In an article published in April 1990, by which time the Eisenhower coin was a reality, Ed Reiter reprinted these two widely disparate reviews, among others."
Alex Shagin, a former staff artist at the Leningrad Mint, had this to say: "The two portraits of Ike take away from each other. There is no power in either of them-no sense of the man, no spirit. Eisenhower literally looks like a shadow of himself. He looks more like Janus, the double-faced god of the pagan Romans. As for the reverse, I find it almost unbearable .... Ike's house is a shapeless, sloppy composition. If you were to make a black and white silhouette interpretation, it would just be a messy spot on a piece of paper."

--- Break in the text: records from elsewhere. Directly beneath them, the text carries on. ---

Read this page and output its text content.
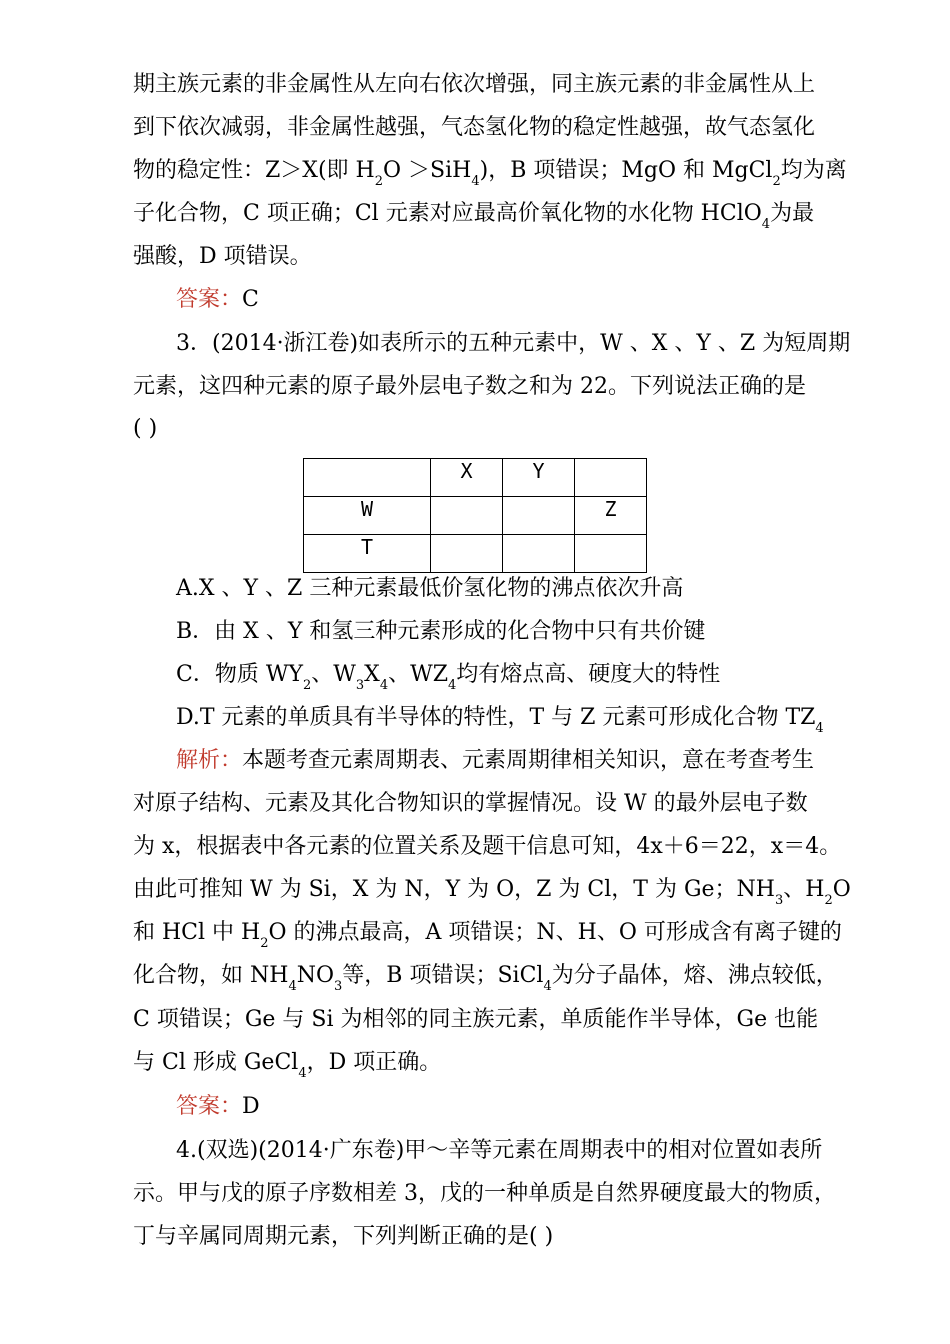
期主族元素的非金属性从左向右依次增强，同主族元素的非金属性从上
到下依次减弱，非金属性越强，气态氢化物的稳定性越强，故气态氢化
物的稳定性：Z＞X(即 $H_2O >SiH_4$)，B 项错误；MgO 和 MgCl$_2$均为离
子化合物，C 项正确；Cl 元素对应最高价氧化物的水化物 HClO$_4$为最
强酸，D 项错误。
答案：C
3．(2014·浙江卷)如表所示的五种元素中，W 、X 、Y 、Z 为短周期
元素，这四种元素的原子最外层电子数之和为 22。下列说法正确的是
( )
	X	Y	
W			Z
T			
A.X 、Y 、Z 三种元素最低价氢化物的沸点依次升高
B．由 X 、Y 和氢三种元素形成的化合物中只有共价键
C．物质 $WY_2$、$W_3X_4$、$WZ_4$均有熔点高、硬度大的特性
D.T 元素的单质具有半导体的特性，T 与 Z 元素可形成化合物 $TZ_4$
解析：本题考查元素周期表、元素周期律相关知识，意在考查考生
对原子结构、元素及其化合物知识的掌握情况。设 W 的最外层电子数
为 x，根据表中各元素的位置关系及题干信息可知，4x＋6＝22，x＝4。
由此可推知 W 为 Si，X 为 N，Y 为 O，Z 为 Cl，T 为 Ge；$NH_3$、$H_2O$
和 HCl 中 $H_2O$ 的沸点最高，A 项错误；N、H、O 可形成含有离子键的
化合物，如 $NH_4NO_3$等，B 项错误；SiCl$_4$为分子晶体，熔、沸点较低，
C 项错误；Ge 与 Si 为相邻的同主族元素，单质能作半导体，Ge 也能
与 Cl 形成 GeCl$_4$，D 项正确。
答案：D
4.(双选)(2014·广东卷)甲～辛等元素在周期表中的相对位置如表所
示。甲与戊的原子序数相差 3，戊的一种单质是自然界硬度最大的物质，
丁与辛属同周期元素，下列判断正确的是( )
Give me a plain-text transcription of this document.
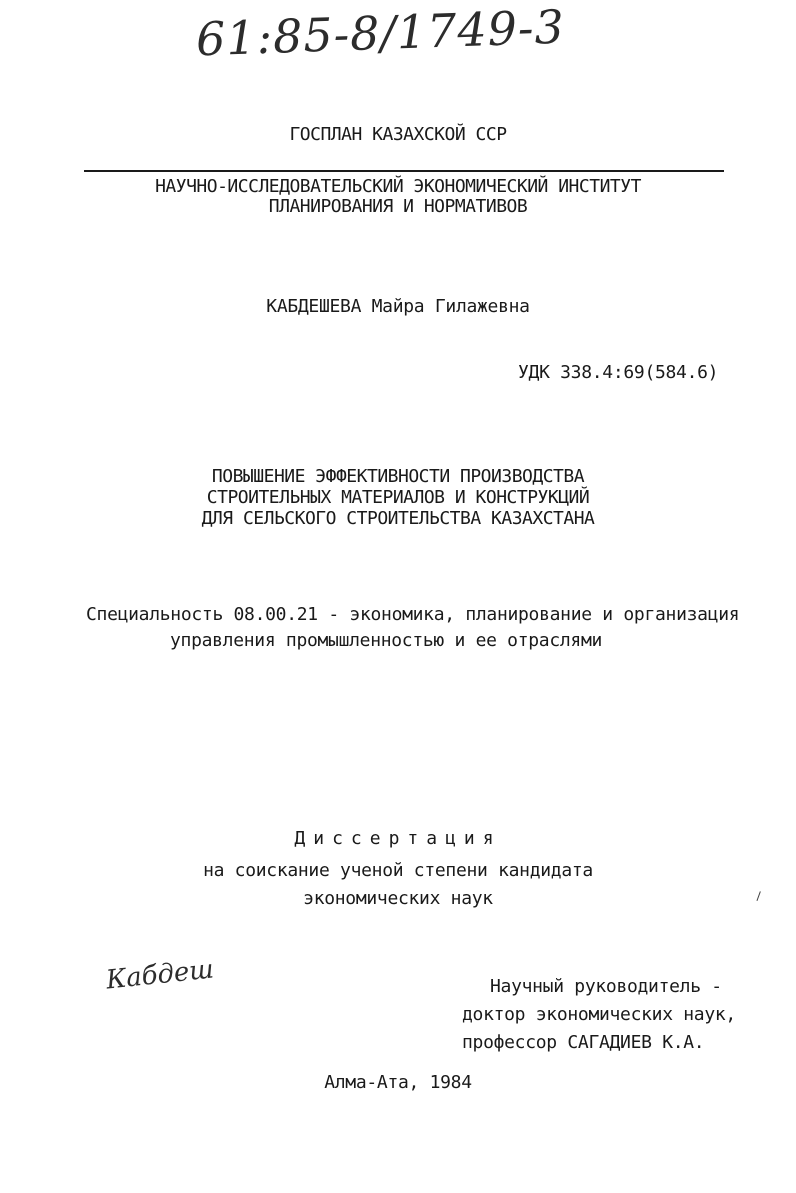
61:85-8/1749-3
ГОСПЛАН КАЗАХСКОЙ ССР
НАУЧНО-ИССЛЕДОВАТЕЛЬСКИЙ ЭКОНОМИЧЕСКИЙ ИНСТИТУТ
ПЛАНИРОВАНИЯ И НОРМАТИВОВ
КАБДЕШЕВА Майра Гилажевна
УДК 338.4:69(584.6)
ПОВЫШЕНИЕ ЭФФЕКТИВНОСТИ ПРОИЗВОДСТВА
СТРОИТЕЛЬНЫХ МАТЕРИАЛОВ И КОНСТРУКЦИЙ
ДЛЯ СЕЛЬСКОГО СТРОИТЕЛЬСТВА КАЗАХСТАНА
Специальность 08.00.21 - экономика, планирование и организация
управления промышленностью и ее отраслями
Диссертация
на соискание ученой степени кандидата
экономических наук
Кабдеш	Научный руководитель -
доктор экономических наук,
профессор САГАДИЕВ К.А.
Алма-Ата, 1984
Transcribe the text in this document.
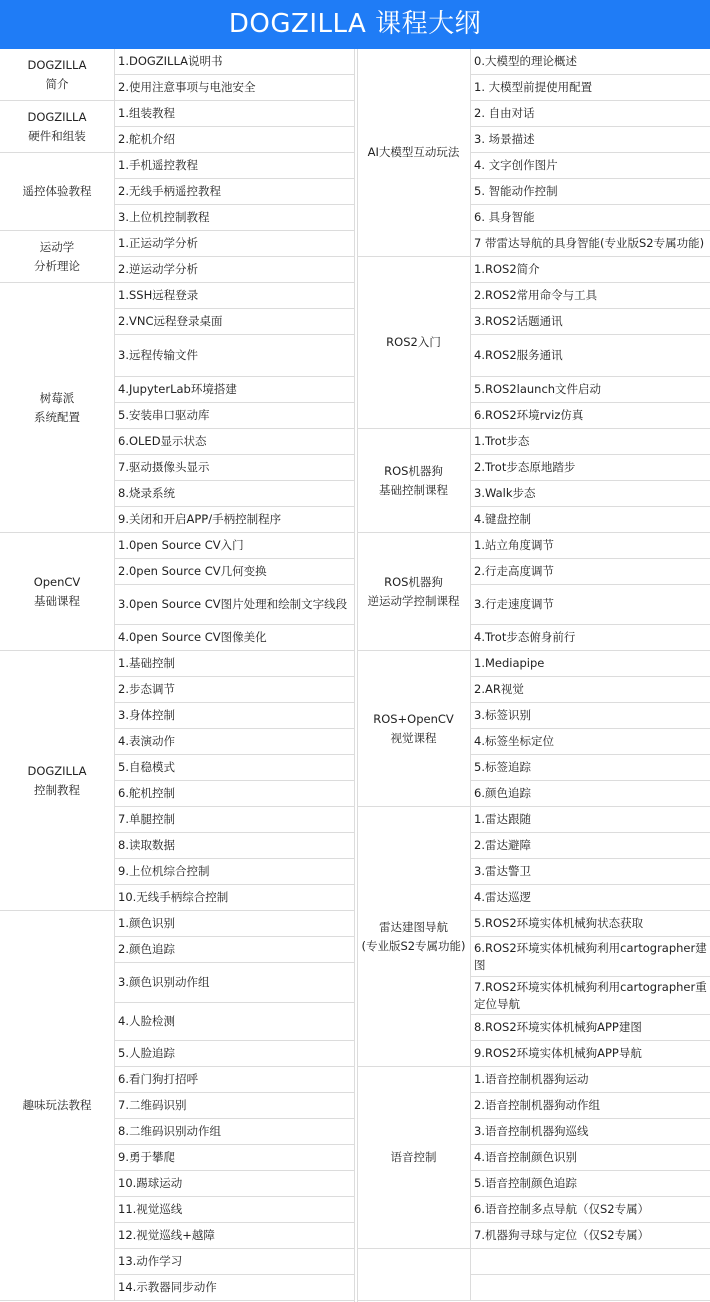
DOGZILLA 课程大纲
DOGZILLA
简介
DOGZILLA
硬件和组装
遥控体验教程
运动学
分析理论
树莓派
系统配置
OpenCV
基础课程
DOGZILLA
控制教程
趣味玩法教程
1.DOGZILLA说明书
2.使用注意事项与电池安全
1.组装教程
2.舵机介绍
1.手机遥控教程
2.无线手柄遥控教程
3.上位机控制教程
1.正运动学分析
2.逆运动学分析
1.SSH远程登录
2.VNC远程登录桌面
3.远程传输文件
4.JupyterLab环境搭建
5.安装串口驱动库
6.OLED显示状态
7.驱动摄像头显示
8.烧录系统
9.关闭和开启APP/手柄控制程序
1.0pen Source CV入门
2.0pen Source CV几何变换
3.0pen Source CV图片处理和绘制文字线段
4.0pen Source CV图像美化
1.基础控制
2.步态调节
3.身体控制
4.表演动作
5.自稳模式
6.舵机控制
7.单腿控制
8.读取数据
9.上位机综合控制
10.无线手柄综合控制
1.颜色识别
2.颜色追踪
3.颜色识别动作组
4.人脸检测
5.人脸追踪
6.看门狗打招呼
7.二维码识别
8.二维码识别动作组
9.勇于攀爬
10.踢球运动
11.视觉巡线
12.视觉巡线+越障
13.动作学习
14.示教器同步动作
AI大模型互动玩法
ROS2入门
ROS机器狗
基础控制课程
ROS机器狗
逆运动学控制课程
ROS+OpenCV
视觉课程
雷达建图导航
(专业版S2专属功能)
语音控制
0.大模型的理论概述
1. 大模型前提使用配置
2. 自由对话
3. 场景描述
4. 文字创作图片
5. 智能动作控制
6. 具身智能
7 带雷达导航的具身智能(专业版S2专属功能)
1.ROS2简介
2.ROS2常用命令与工具
3.ROS2话题通讯
4.ROS2服务通讯
5.ROS2launch文件启动
6.ROS2环境rviz仿真
1.Trot步态
2.Trot步态原地踏步
3.Walk步态
4.键盘控制
1.站立角度调节
2.行走高度调节
3.行走速度调节
4.Trot步态俯身前行
1.Mediapipe
2.AR视觉
3.标签识别
4.标签坐标定位
5.标签追踪
6.颜色追踪
1.雷达跟随
2.雷达避障
3.雷达警卫
4.雷达巡逻
5.ROS2环境实体机械狗状态获取
6.ROS2环境实体机械狗利用cartographer建图
7.ROS2环境实体机械狗利用cartographer重定位导航
8.ROS2环境实体机械狗APP建图
9.ROS2环境实体机械狗APP导航
1.语音控制机器狗运动
2.语音控制机器狗动作组
3.语音控制机器狗巡线
4.语音控制颜色识别
5.语音控制颜色追踪
6.语音控制多点导航（仅S2专属）
7.机器狗寻球与定位（仅S2专属）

Cornelius Vermeule, distinguished art historian and curator of classical art at the Boston Museum of Fine Arts, felt just the opposite: "I like it very much. Since the time of Augustus Saint-Gaudens and his pupils we haven't really had great coinage art. It hasn't been all downhill, but we've sort of had bumps and grinds. Now, suddenly, here comes a terrific coin. The house is positioned artistically so it really looks like a Gettysburg retreat, and I like the idea of having the five-star general facing one way and the civilian Eisenhower, toward the end of his career, facing the other. It's innovative, imaginative, and very good."